About

I have been reading for so long that I don’t remember learning to read. I clearly remember being in kindergarten in Northern California by the age of four and a half because of strong reading skills. Math is what held me back by first grade; addition stumped me for another year. But reading was a breeze, and from there, writing wasn’t far behind. I wrote and illustrated my first handmade book in fourth grade, about a young girl and her mother in a writing group. My mom thought it was cute, but went back to her romance novel she was trying to publish with an agent in New York. I don’t think she realized her daughter was taking after her… By this time we lived in Wisconsin, and only a handful of years later, my father started an amateur archeological magazine and his own press; he was soon penning nonfiction books. So I was raised in a household that was conducive to writing, learning, and history. My mother loved watching PBS and BBC and reading historical novels; my father loved movies, nonfiction, and the History Channel. By 18, I went to the University of Wisconsin-Madison for a double major in English and Spanish. I lived in Madrid, Spain for the Study Abroad program, and was jealous of the students in Aix-en-Provence. I felt pulled north. I had only had a few semesters of French, but part of me is a serious Francophile. Then I went on to get a M.A. in Spanish Literature from the University of Utah, and flirted with a doctorate in Comparative Literature in three languages.

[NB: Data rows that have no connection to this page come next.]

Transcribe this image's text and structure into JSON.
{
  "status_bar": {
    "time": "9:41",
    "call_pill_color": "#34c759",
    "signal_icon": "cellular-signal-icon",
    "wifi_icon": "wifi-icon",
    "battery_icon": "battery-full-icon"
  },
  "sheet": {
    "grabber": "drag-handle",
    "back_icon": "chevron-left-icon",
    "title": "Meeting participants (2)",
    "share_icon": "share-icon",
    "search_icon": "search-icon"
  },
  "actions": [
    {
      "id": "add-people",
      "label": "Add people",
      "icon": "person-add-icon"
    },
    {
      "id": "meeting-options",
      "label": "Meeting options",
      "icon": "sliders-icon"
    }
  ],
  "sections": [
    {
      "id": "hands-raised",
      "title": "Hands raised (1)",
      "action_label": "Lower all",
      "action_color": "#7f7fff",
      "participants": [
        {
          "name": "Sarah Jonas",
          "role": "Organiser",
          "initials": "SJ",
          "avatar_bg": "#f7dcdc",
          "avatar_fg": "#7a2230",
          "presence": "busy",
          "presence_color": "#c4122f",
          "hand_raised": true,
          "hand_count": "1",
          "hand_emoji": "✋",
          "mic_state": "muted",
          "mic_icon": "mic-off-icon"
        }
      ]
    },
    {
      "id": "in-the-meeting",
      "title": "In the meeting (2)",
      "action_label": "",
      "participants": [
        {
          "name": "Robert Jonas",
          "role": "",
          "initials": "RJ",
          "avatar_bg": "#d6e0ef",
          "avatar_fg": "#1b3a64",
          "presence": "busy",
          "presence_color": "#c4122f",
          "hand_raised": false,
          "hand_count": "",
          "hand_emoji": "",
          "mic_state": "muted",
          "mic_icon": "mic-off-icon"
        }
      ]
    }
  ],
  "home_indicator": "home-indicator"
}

Amidst years of teaching Spanish and English courses from middle school through undergrad, I felt a strong urge to write fiction. I stumbled on the fantastic story of Huguette Clark in the summer of 2012 and immediately knew I could write her story. In the picture above I am with my grandmother, born in 1924. She was an Eastern Star, Daughter of the Revolution, fifty-year bridge club member, inveterate party-planner, award-winning gardener, and acclaimed hostess (her theme parties were written up in the local paper). Being raised by her to polish silver, iron with lavender water, and care for both one’s home and personal appearance, gave me a glimpse into another world that aspired to very different things than my generation wanted. Whether or not a reader would buy my version of the Clarks’ lives, I couldn’t say, but I knew I had it in me to do it.

I researched for years, reading everything on Huguette I could find or watch. Then I went through a divorce and the project was put on the back burner. In January of 2022, I was living in ideal circumstances to write a novel. I took out the fifty pages I had written and took a hard look at my voluminous notes. From that point, it took me two years to write the manuscript while teaching full-time.

Why in the world I thought I could tell Huguette’s story, with my life being so vastly different from the one she led, I can’t say… However, as a female writer, researcher, bibliophile, and introvert, I could heartily agree with her decision to withdraw from society for so many decades. Privacy is the only luxury remaining in the twenty-first century.

I am now working on my second historical novel about another remarkable woman (if the plot works…). Hopefully it will be ready to be published in early 2026.